Downing Street was accused yesterday of compromising the peerage system after a number of Labour donors, including a wealthy industrialist who donated about £1m to the Labour Party, were ennobled.

Downing Street was accused yesterday of compromising the peerage system after a number of Labour donors, including a wealthy industrialist who donated about £1m to the Labour Party, were ennobled.

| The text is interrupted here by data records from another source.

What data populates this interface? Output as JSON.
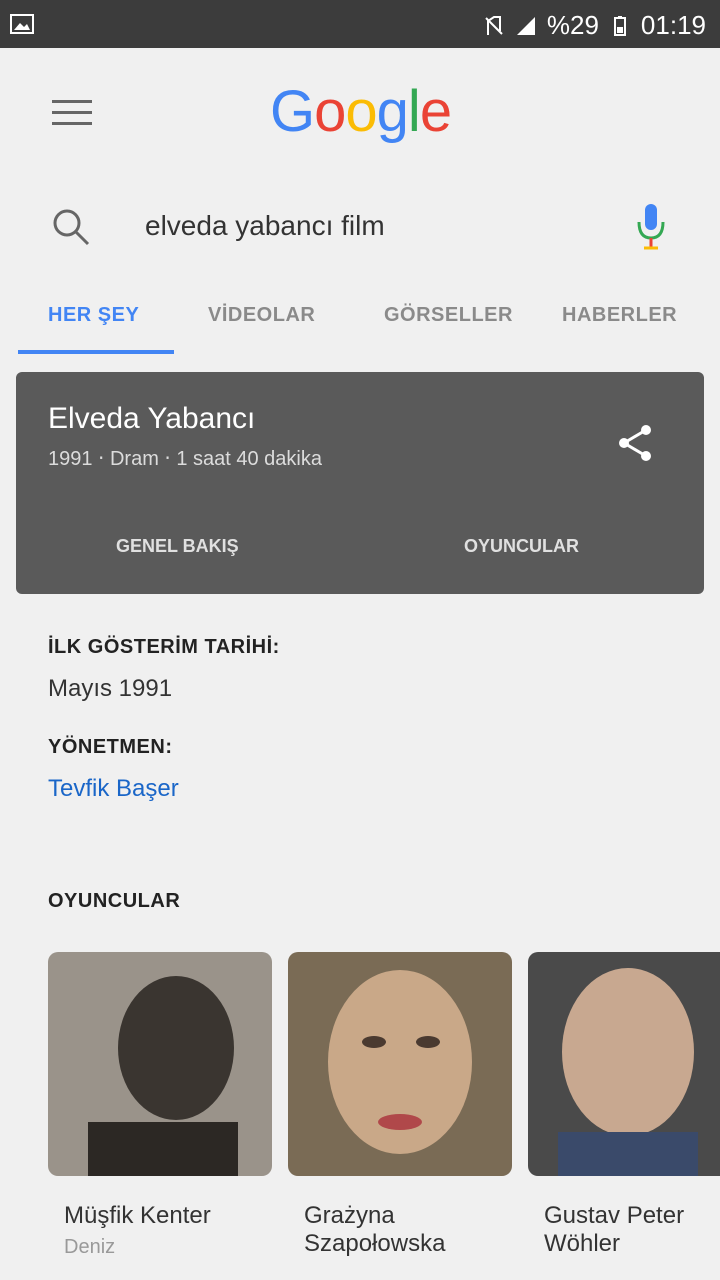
{
  "status": {
    "battery": "%29",
    "time": "01:19"
  },
  "search": {
    "query": "elveda yabancı film"
  },
  "tabs": [
    {
      "label": "HER ŞEY"
    },
    {
      "label": "VİDEOLAR"
    },
    {
      "label": "GÖRSELLER"
    },
    {
      "label": "HABERLER"
    }
  ],
  "card": {
    "title": "Elveda Yabancı",
    "subtitle": "1991 ‧ Dram ‧ 1 saat 40 dakika",
    "tabs": [
      "GENEL BAKIŞ",
      "OYUNCULAR"
    ]
  },
  "info": {
    "release_label": "İLK GÖSTERİM TARİHİ:",
    "release_value": "Mayıs 1991",
    "director_label": "YÖNETMEN:",
    "director_value": "Tevfik Başer",
    "cast_label": "OYUNCULAR"
  },
  "cast": [
    {
      "name": "Müşfik Kenter",
      "role": "Deniz"
    },
    {
      "name": "Grażyna Szapołowska",
      "role": ""
    },
    {
      "name": "Gustav Peter Wöhler",
      "role": ""
    }
  ],
  "colors": {
    "accent": "#4285f4",
    "link": "#1a66c8",
    "card_bg": "#5a5a5a"
  }
}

The list of 46 new life peers includes Professor Sir Kumar Bhattacharyya and the businessman Paul Drayson, who has already been at the centre of controversy after he won a multimillion-pound government contract after he donated £100,000 to Labour.

Three of the other new peers announced yesterday will be wealthy Tory businessmen who between them have donated millions of pounds to the Conservative Party.

Half of the new peers are Labour supporters. They include Philip Gould, Tony Blair's personal pollster, and Garry Hart, special adviser to Lord Falconer.

Mr Hart, a City lawyer, has also given money to the Labour Party and is godfather to the Prime Minister's daughter, Kathryn.

Sir Kumar, the largest Labour donor to be honoured, is understood to have given about £1m to the party between 1998 and 2000. Professor of manufacturing at the University of Warwick and director of the Warwick Manufacturing Group, Sir Kumar is often consulted by the Government and has sat on several quangos. Yesterday he said he was "delighted" by his peerage and planned to speak in the Lords on international affairs, higher education and industrial issues. He refused to confirm how much he had given to the Labour party, saying he had given "more than £5,000, five years ago". At the time of the donations, he was not obliged to reveal the exact amount.

Dr Drayson is co-founder of the Oxford-based vaccines company PowderJect Pharmaceuticals and one of Labour's highest-profile business supporters. Although a committee of MPs recently found no evidence that the £32.5m smallpox contract deal was influenced by his party donations, questions were asked about the lack of open tendering.

The Tories were criticised for supporting peerages for big donors including Sir Stanley Kalms, the Dixons millionaire, and Irvine Laidlaw, a tax exile who has given about £1.5m to the Conservative Party, but is changing his residency to join the Lords.

Yesterday Labour and Liberal Democrat politicians criticised the award of peerages to big donors.

Lord Oakeshott, a former member of the Joint Committee on Reform of the House of Lords, said: "It's outrageous that people can just suddenly change their tax residence to get a peerage."

Alan Simpson, Labour MP for Nottingham South, said: "The honours system gets compromised when you have people who have made large cash donations in advance of their advancement."